[Editor’s note: This blog post originally appeared in Vita Brevis on 13 May 2015.]
David Allen Lambert’s April post on livelihoods inspired me to consider my own “family’s business.” In looking at my ancestry, one occupation pops up again and again and again: shoemaker. From Great Migration immigrants to Italian calzolai to French-Canadian shoe factory workers, my ancestors knew shoes.
The earliest shoemakers or cordwainers to New England arrived in 1629. My ancestor (on my father’s side) Anthony Morse (abt. 1607–1686) arrived in Newbury aboard the James in 1635 with his brother William. Both appear on a passenger list as shoemakers.
A few generations later, the family business was alive and well. By 1820, Samuel Morse (1772–1857) had moved his family up to the fledgling community of Industry, Maine. “Among the queer people of Industry in its early days was an itinerant shoemaker named Morse. This nomadic cordwainer used to travel through the town and work up the settler’s supply of leather into boots and shoes for the family.” He returned to Massachusetts by 1845. While his “go at it” in Maine was short lived, he continued shoemaking until his death in 1857, passing on his skills to his son Thomas and his grandsons Colonius and James. Samuel’s work bench will be on display at the Georgetown (Massachusetts) Historical Society in the coming months.
The Civil War and the need for mass-produced footwear drastically changed the shoe industry – something my ancestors took in stride. Toussaint Legault (1843–1924) and Napoleon Sayers/Seguin (1867–1947), both French-Canadian immigrants, settled in Haverhill, Massachusetts, in the nineteenth century to work in the shoe factories. By 1913, nearly 10% of all shoes made in America came from Haverhill.
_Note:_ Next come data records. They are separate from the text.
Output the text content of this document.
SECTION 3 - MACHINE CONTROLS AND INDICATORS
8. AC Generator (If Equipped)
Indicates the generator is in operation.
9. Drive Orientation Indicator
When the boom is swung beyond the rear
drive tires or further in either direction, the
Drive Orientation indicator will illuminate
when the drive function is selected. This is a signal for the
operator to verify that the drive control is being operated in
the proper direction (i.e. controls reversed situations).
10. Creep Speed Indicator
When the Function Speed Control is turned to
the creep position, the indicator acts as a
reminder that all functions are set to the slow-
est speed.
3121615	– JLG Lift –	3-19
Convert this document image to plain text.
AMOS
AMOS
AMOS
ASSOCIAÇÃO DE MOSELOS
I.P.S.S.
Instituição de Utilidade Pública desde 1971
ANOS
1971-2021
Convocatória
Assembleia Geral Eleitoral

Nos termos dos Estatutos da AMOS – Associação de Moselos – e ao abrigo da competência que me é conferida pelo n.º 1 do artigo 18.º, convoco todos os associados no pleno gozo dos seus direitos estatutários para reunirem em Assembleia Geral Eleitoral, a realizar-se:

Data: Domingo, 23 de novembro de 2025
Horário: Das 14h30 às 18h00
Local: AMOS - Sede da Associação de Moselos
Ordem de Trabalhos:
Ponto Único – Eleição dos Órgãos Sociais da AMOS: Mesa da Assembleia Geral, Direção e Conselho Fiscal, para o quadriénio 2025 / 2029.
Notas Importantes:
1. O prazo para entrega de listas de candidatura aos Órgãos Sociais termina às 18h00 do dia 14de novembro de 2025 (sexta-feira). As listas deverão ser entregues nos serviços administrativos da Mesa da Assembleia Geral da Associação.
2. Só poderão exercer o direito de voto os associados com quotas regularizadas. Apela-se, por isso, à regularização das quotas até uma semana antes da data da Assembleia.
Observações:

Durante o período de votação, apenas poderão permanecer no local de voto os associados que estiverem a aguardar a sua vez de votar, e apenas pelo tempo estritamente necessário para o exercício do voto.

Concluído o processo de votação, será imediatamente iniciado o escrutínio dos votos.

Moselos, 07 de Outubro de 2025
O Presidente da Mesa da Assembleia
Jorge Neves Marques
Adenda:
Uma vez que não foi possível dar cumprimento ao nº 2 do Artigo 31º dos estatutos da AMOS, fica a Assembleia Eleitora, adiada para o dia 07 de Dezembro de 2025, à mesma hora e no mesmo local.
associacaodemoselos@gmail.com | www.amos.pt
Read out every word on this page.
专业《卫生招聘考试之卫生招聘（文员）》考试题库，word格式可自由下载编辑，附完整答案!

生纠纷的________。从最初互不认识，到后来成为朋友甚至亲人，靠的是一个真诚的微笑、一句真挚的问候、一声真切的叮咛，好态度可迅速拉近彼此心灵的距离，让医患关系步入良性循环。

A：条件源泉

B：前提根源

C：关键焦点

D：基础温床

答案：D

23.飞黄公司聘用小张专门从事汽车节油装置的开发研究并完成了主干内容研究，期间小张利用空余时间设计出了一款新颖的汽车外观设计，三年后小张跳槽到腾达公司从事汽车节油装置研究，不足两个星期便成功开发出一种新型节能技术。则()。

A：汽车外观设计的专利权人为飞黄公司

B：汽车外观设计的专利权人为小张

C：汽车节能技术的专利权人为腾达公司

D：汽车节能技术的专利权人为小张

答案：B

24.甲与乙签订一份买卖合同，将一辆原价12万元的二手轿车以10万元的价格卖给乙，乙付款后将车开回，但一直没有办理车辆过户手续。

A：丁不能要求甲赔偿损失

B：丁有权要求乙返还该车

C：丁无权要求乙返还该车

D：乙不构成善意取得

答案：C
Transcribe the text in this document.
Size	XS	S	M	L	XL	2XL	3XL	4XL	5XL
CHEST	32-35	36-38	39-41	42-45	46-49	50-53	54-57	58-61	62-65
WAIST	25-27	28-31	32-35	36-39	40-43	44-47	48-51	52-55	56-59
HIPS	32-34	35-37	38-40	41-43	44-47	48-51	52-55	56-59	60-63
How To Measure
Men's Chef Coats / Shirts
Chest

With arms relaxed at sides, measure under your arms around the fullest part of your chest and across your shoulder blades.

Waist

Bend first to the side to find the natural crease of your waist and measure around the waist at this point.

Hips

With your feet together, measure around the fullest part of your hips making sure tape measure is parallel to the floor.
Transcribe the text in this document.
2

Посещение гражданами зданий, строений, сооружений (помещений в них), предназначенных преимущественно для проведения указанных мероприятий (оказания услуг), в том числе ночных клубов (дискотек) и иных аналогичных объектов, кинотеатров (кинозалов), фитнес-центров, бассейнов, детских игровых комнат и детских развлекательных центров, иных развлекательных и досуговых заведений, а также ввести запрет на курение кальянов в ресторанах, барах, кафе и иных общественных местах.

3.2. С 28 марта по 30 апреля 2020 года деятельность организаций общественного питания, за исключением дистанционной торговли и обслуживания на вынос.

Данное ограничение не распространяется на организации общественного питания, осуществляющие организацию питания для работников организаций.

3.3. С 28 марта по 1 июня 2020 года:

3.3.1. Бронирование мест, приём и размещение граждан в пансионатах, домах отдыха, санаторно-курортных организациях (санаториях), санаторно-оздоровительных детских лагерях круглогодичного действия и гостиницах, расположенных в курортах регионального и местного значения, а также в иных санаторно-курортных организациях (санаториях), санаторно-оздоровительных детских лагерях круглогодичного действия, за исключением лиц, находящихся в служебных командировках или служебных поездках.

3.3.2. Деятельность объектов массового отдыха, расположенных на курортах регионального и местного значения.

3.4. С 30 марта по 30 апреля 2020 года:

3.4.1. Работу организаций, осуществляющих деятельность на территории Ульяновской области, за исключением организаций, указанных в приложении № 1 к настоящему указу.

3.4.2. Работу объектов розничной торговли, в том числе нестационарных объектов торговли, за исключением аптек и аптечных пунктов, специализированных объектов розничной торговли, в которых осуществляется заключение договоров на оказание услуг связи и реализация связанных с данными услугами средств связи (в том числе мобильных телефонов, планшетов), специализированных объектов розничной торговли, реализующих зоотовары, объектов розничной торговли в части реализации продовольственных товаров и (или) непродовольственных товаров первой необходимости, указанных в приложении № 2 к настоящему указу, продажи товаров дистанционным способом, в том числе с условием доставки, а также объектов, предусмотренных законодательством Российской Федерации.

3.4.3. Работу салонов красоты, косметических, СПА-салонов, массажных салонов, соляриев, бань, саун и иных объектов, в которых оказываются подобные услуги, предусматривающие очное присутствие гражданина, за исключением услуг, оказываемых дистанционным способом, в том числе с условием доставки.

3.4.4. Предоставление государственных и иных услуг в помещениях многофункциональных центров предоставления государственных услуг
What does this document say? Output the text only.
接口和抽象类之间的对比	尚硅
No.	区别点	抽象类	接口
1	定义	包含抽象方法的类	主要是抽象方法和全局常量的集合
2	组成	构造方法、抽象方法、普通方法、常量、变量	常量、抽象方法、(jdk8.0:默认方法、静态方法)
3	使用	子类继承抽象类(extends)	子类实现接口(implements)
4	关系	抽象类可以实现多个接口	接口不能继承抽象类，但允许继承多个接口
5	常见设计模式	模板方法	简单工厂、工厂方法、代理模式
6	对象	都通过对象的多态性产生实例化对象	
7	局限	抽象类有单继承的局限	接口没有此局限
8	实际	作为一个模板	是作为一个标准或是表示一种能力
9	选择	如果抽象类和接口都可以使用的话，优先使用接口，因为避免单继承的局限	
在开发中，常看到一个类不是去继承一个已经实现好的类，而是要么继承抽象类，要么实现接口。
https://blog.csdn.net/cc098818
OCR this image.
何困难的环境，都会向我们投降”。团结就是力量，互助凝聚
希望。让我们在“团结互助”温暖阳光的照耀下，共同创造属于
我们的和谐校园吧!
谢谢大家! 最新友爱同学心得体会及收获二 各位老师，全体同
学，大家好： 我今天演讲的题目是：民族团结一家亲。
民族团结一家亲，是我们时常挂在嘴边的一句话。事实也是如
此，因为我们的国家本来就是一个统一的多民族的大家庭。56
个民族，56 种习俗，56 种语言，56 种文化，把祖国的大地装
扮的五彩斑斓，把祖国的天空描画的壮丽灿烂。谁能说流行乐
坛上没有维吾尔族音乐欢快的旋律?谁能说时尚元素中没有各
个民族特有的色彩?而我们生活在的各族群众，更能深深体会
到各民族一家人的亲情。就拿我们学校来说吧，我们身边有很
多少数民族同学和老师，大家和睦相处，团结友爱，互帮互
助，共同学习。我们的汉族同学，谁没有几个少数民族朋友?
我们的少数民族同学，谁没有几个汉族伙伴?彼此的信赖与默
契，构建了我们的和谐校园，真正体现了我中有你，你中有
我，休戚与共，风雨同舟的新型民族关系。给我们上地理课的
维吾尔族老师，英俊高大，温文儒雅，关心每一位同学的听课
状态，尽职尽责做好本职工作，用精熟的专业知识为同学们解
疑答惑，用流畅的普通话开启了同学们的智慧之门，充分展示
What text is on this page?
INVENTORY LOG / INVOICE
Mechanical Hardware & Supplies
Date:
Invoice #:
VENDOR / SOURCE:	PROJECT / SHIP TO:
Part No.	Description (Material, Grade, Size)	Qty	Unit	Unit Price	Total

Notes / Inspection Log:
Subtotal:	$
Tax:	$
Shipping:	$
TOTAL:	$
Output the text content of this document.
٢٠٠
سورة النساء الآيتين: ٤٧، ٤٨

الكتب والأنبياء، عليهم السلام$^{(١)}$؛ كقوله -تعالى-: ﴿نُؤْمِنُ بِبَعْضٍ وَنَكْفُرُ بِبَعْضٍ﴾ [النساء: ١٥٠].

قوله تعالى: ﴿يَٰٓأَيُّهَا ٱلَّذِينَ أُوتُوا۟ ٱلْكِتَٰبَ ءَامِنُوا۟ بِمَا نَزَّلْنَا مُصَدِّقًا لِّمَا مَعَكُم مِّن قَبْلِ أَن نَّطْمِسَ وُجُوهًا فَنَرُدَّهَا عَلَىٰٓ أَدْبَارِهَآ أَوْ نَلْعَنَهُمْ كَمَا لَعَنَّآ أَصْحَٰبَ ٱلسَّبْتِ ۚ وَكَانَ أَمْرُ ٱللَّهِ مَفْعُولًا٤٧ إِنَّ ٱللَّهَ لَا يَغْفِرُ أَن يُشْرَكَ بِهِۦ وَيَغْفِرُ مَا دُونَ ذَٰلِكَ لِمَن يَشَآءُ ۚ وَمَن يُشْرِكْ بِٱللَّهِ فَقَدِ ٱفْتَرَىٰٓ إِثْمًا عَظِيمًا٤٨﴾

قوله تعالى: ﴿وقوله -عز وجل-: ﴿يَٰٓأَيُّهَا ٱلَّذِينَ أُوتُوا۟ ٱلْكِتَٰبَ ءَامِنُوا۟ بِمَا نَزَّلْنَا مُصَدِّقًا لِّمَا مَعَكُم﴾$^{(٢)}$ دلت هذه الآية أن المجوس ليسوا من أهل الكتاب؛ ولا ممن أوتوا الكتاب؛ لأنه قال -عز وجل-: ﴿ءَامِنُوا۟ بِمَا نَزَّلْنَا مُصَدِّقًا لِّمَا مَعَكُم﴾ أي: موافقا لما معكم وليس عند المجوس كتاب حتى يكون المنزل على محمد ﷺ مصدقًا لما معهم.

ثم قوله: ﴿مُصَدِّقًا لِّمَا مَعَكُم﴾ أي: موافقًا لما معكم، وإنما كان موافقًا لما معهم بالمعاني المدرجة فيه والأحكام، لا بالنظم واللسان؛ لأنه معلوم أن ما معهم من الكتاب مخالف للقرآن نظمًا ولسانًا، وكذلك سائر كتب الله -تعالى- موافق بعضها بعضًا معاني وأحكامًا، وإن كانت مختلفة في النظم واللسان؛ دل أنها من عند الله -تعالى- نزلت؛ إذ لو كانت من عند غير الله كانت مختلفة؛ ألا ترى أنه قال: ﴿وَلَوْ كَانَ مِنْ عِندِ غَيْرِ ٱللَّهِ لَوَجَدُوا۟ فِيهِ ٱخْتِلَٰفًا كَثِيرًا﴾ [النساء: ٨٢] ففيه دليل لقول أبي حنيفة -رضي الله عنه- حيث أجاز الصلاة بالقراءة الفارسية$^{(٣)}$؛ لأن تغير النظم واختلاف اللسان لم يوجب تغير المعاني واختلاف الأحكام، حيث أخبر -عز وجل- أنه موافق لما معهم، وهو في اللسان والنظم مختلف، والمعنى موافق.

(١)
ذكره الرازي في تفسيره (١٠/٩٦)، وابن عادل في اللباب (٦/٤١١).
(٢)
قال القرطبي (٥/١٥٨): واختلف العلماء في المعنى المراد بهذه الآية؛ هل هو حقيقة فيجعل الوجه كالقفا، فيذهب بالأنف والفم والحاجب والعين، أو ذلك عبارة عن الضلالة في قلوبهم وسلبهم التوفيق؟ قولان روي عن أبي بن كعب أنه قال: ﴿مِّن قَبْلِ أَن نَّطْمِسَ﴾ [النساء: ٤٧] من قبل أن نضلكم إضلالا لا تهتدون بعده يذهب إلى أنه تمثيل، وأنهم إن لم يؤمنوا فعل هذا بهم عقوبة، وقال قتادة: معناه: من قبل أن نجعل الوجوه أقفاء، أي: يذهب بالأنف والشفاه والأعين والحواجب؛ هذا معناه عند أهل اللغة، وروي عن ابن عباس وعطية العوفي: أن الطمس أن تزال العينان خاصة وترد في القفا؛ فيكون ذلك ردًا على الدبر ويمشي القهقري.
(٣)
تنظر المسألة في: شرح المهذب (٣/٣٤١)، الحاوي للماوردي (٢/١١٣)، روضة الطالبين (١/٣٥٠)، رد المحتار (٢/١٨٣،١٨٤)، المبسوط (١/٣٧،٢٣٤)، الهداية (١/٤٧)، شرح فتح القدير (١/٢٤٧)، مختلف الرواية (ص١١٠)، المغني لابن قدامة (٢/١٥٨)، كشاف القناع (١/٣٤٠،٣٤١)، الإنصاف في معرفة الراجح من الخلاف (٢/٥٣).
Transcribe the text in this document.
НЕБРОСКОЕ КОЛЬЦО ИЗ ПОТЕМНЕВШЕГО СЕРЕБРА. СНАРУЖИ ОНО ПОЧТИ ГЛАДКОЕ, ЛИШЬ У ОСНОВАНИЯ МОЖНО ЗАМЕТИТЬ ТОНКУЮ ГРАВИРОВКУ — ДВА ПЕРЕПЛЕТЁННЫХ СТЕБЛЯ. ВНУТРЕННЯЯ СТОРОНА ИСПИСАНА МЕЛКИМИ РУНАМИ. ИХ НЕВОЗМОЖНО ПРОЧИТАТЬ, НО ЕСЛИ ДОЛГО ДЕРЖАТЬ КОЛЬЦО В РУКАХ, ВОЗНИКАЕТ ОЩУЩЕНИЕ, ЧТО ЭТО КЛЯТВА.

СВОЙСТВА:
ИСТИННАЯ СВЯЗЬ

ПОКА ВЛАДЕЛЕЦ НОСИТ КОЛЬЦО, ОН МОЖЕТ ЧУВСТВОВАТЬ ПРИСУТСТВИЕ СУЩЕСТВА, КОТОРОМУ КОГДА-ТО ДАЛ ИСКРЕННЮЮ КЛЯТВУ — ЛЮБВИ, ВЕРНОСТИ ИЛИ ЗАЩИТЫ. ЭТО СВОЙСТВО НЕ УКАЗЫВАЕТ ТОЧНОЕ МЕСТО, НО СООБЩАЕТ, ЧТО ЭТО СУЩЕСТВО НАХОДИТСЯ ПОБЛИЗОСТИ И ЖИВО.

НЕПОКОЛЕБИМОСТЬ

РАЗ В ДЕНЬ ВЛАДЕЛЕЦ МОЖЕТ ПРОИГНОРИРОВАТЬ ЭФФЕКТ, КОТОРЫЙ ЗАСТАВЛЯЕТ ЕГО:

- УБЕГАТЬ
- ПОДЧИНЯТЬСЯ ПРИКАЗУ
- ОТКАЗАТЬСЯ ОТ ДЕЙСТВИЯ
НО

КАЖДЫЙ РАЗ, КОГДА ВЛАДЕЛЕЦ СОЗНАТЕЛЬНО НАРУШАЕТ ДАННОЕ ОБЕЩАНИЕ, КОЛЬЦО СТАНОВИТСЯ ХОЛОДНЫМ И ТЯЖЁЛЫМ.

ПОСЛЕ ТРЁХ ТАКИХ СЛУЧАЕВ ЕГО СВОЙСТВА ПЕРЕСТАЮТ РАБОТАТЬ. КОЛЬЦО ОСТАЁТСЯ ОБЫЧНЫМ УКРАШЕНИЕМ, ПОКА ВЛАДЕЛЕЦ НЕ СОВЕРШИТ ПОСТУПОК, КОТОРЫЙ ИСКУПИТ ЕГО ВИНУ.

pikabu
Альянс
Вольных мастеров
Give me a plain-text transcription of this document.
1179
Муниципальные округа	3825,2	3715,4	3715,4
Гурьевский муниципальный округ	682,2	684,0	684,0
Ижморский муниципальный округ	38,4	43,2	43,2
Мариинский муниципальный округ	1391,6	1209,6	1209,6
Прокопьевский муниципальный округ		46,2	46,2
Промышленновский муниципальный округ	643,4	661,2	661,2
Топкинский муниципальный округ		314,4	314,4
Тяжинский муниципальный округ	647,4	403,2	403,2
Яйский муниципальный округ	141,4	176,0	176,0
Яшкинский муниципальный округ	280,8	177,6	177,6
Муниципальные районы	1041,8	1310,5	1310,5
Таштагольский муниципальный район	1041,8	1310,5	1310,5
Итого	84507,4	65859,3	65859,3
On my mother’s side, the livelihood is the same, but the context a little different. Giuseppe Sarni was born in San Mango sul Calore (Avellino), Italy, in 1876 to a long line of calzolai (shoemakers), and would have started learning the trade while still a child. He emigrated to the U.S. sometime before 1906 and in 1911 is listed as a shoemaker in Boston. His older brother, Francescantonio, had emigrated in the 1890s and set up the Sarney Shoe Repairing Factory in Newport, Rhode Island.
It is interesting to think that my family’s past profession – representing hundreds of years and several locations and traditions – is now just that, a thing of the past. While I may not follow in my ancestors’ professional footsteps, I will say my love for shoes is undeniable. Hey, if the shoe fits!
To learn more, visit the Honourable Cordwainers’ Company website: http://www.thehcc.org/
For more on shoemakers in eighteenth-century America, listen to Colonial Williamsburg’s “Past & Present” podcast series: http://podcast.history.org/2012/03/26/meet-the-shoemaker/
 Honourable Cordwainers’ Company’s website, http://www.thehcc.org/, accessed 6 May 2015.
 Robert Charles Anderson, The Great Migration, Immigrants to New England, 1634-1635, Volume V, M-P (Boston: NEHGS, 2007), 159.
 William Collins Hatch, A History of the Town of Industry (Farmington, Me.: Knowlton, McLeary & Co., 1893), 271.
 http://www.haverhilltourism.com/history.html, accessed 7 May 2015.
5 thoughts on “ICYMI: “If the shoe fits””
Very cool story. And we are cousins! Anthony Morse was my 9th great-grandfather. I don’t think the shoemaker trade came through my line though – perhaps because I am a descendant of his daughter Sarah. Thanks for sharing!
I’ll have to look up where in my family the shoemaker is,but the story has a familiar.ring to it.
I’m going to start checking out your shoes at work.
Anthony Morse is also an ancestor of both my wife and me, making us distant cousins. But related to shoes, my great-great grandfather, Walter Abel Steward, moved down from Skowhegan, Maine to work in a shoe factory in Lynn, Mass. in the late 1870’s, where he remained until his death in 1902.
My 3rd great grandfather, William W. Campbell, c 1814 – 1881, is described (in “A History of Blackford County, Indiana, 1901) as a farmer who also learned the trade of a shoemaker. The book says “he became the popular Crispin for nearly all the pioneer families who were near him, working often till near midnight and on rainy days.”
I had to look up the term “Crispin.” I found that it refers to the Christian Saint Crispin, who is the patron saint of cobblers and shoemakers.